Cette politique de désindustrialisation a été suivie par une ouverture «sauvage» du commerce extérieur. Ceci, indique-t-elle, a conduit à l’émergence d’une nouvelle classe d’importateurs. En 1995, l’Algérie avait seulement 702 opérateurs privés qui s’étaient joints à 158 sociétés publiques pour importer près de 3,9 milliards de dollars de biens. En l’espace de deux ans (1997), le nombre d’opérateurs privés avait atteint 24 000 ! Ces chiffres montrent clairement la dépendance de notre pays aux marchés étrangers dans divers domaines et l’absence d’une vision claire permettant la diversification de notre économie et la relance de l’industrie algérienne.

Afin d’illustrer ses propos, Tin Hinane El Kadi a fait une simple comparaison avec un pays voisin non pétrolier (le Maroc). «En 2017, l’Algérie a exporté 42% de gaz, 34% de pétrole brut et 18% de pétrole raffiné. Le Maroc a exporté durant la même période, 5,4% de produit de confection, 6,8% de produits chimiques et minéraux, 3.3% de tomates, et encore d’autres produits agricole, de la mer, industriels et miniers», a-t-elle détaillé.

Pour cette économiste, afin de contrecarrer les effets du syndrome hollandais, «nous devons investir la rente pétrolière dans l’industrialisation et la mise à niveau technologique».

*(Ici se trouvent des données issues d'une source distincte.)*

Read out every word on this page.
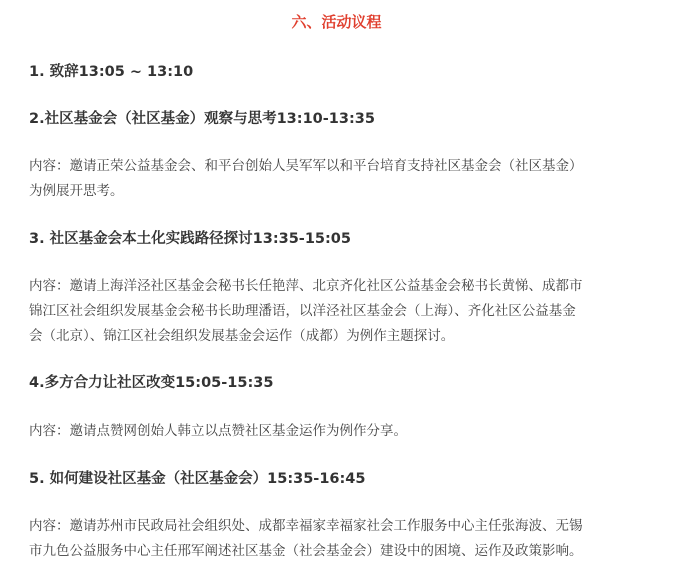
六、活动议程
1. 致辞13:05 ~ 13:10
2.社区基金会（社区基金）观察与思考13:10-13:35
内容：邀请正荣公益基金会、和平台创始人吴军军以和平台培育支持社区基金会（社区基金）
为例展开思考。
3. 社区基金会本土化实践路径探讨13:35-15:05
内容：邀请上海洋泾社区基金会秘书长任艳萍、北京齐化社区公益基金会秘书长黄悌、成都市
锦江区社会组织发展基金会秘书长助理潘语，以洋泾社区基金会（上海）、齐化社区公益基金
会（北京）、锦江区社会组织发展基金会运作（成都）为例作主题探讨。
4.多方合力让社区改变15:05-15:35
内容：邀请点赞网创始人韩立以点赞社区基金运作为例作分享。
5. 如何建设社区基金（社区基金会）15:35-16:45
内容：邀请苏州市民政局社会组织处、成都幸福家幸福家社会工作服务中心主任张海波、无锡
市九色公益服务中心主任邢军阐述社区基金（社会基金会）建设中的困境、运作及政策影响。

A cet effet, et afin d’atteindre l’objectif escompté, à savoir une économie diversifiée, préconise-t-elle, les institutions multilatérales doivent avoir des politiques de réformes plus intelligentes. D’ailleurs, ajoute-t-elle, «la diversification industrielle placera les entreprises dans un cycle vertueux d’apprentissage par l’exportation». Il est à noter que le président de la République, Abdelmadjid Tebboune, s’est engagé de mettre en place un nouveau modèle économique diversifié et indépendant des hydrocarbures. Il sera basé sur l’industrie, l’agriculture et l’économie du savoir.